Diversas empresas enquadradas no referido regime, realizam com habitualidade aquisição das mercadorias que revendem de indústrias e comércios localizados fora do Estado de Minas Gerais.

Ocorre que, em decorrência dessas operações, o Fisco Mineiro tem cobrado dos comerciantes, além do ICMS já compreendido no pagamento mensal do SIMPLES NACIONAL, pagamento denominado “antecipação de ICMS”, que seria referente à diferença entre a alíquota praticada no Estado de origem da mercadoria e a cobrada em Minas Gerais.

Como exemplo, podemos citar um comerciante que adquire uma mercadoria no Estado de São Paulo para revendê-la aqui em Belo Horizonte/MG. Nesse caso, o valor da mercadoria será cobrado com o percentual de 12% referente a alíquota interestadual do ICMS cobrada no Estado de São Paulo. Todavia, caso a mesma mercadoria fosse adquirida dentro do Estado de Minas Gerais, a alíquota do imposto que compõe o valor da mercadoria seria de 18% e não de 12%.

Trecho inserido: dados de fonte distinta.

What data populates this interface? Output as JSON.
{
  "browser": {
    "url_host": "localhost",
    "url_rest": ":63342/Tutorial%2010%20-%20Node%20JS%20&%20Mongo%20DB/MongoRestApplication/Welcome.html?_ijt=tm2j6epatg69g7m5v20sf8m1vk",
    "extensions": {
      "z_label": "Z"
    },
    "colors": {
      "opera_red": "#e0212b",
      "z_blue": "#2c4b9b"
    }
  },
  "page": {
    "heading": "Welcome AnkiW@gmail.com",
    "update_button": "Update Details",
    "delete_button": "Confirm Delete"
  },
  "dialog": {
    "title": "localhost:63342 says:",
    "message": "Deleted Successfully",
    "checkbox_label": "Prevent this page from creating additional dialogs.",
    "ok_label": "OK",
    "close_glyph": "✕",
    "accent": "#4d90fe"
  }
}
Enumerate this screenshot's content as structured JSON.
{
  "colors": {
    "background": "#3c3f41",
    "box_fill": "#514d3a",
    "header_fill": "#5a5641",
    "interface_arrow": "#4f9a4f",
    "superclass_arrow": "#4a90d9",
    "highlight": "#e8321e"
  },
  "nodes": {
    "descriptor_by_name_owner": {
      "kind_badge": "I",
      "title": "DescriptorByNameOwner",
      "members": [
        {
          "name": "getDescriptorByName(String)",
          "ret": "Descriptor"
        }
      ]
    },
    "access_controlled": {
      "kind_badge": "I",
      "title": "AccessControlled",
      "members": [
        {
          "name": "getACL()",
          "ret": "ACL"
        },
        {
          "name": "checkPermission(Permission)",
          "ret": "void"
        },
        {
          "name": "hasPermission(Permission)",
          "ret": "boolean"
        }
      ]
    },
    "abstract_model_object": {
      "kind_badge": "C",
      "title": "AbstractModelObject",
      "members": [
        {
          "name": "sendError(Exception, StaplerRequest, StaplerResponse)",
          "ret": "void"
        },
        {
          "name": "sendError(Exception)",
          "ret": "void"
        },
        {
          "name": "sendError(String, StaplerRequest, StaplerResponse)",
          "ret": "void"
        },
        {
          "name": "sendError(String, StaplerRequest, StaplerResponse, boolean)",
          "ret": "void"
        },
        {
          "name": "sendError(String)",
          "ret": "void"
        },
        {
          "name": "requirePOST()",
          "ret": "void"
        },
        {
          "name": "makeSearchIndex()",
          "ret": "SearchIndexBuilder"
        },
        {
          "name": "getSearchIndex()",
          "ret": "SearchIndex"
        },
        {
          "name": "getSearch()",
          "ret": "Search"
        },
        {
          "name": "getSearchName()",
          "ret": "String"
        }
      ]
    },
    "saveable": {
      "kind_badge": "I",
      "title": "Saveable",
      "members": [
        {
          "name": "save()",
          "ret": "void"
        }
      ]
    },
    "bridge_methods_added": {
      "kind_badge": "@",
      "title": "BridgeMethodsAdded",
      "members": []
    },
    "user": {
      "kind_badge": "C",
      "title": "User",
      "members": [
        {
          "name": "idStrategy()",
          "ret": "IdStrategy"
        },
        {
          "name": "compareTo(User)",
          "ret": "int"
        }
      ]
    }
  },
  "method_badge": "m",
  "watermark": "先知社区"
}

Diante desta situação, para não ficar no prejuízo, o Fisco Mineiro instituiu a cobrança antecipada da diferença entre a alíquota interestadual e a alíquota interna, que no caso do nosso exemplo seria equivalente a 6%.

É importante destacar que, para as empresas não optantes pelo SIMPLES, o valor cobrado pelo estado a título de diferencial de alíquota não resulta em nenhum prejuízo, pois estas podem se creditar do valor pago e compensá-lo quando ocorrer a comercialização do produto para o consumidor final. Porém, para as empresas enquadradas nos SIMPLES, ocorre severo prejuízo, considerando que este regime não permite a utilização de créditos tributários.

O argumento utilizado pelo Fisco Mineiro reside em uma análise superficial da Lei Complementar 123/2006 aliada ao Decreto nº 43,080/2002 (Regulamento do ICMS de Minas Gerais), que assim dispõe:

“Art. 13. O Simples Nacional implica o recolhimento mensal, mediante documento único de arrecadação, dos seguintes impostos e contribuições:

(…)

VII – Imposto sobre Operações Relativas à Circulação de Mercadorias e Sobre Prestações de Serviços de Transporte Interestadual e Intermunicipal e de Comunicação – ICMS;

(…)

          • 1o O recolhimento na forma deste artigo não exclui a incidência dos seguintes impostos ou contribuições, devidos na qualidade de contribuinte ou responsável, em relação aos quais será observada a legislação aplicável às demais pessoas jurídicas:”

(…)

          1. h) nas aquisições em outros Estados e no Distrito Federal de bens ou mercadorias, não sujeitas ao regime de antecipação do recolhimento do imposto, relativo à diferença entre a alíquota interna e a interestadual;

Tal previsão de tributação – “antecipação” – está presente no Regulamento do ICMS, mais precisamente no art. 42, §14, que assim dispõe:

Parte Geral – RICMS/02

Art. 42 (…)

          • 14. Ficam a microempresa e a empresa de pequeno porte obrigadas a recolher, a título de antecipação do imposto, o valor resultante da aplicação do percentual relativo à diferença entre a alíquota interna e a interestadual e devido na entrada de mercadoria destinada à industrialização ou comercialização ou na utilização de serviço, em operação ou prestação oriunda de outra unidade da Federação, observado o disposto no inciso XXII do caput do art. 43 deste Regulamento.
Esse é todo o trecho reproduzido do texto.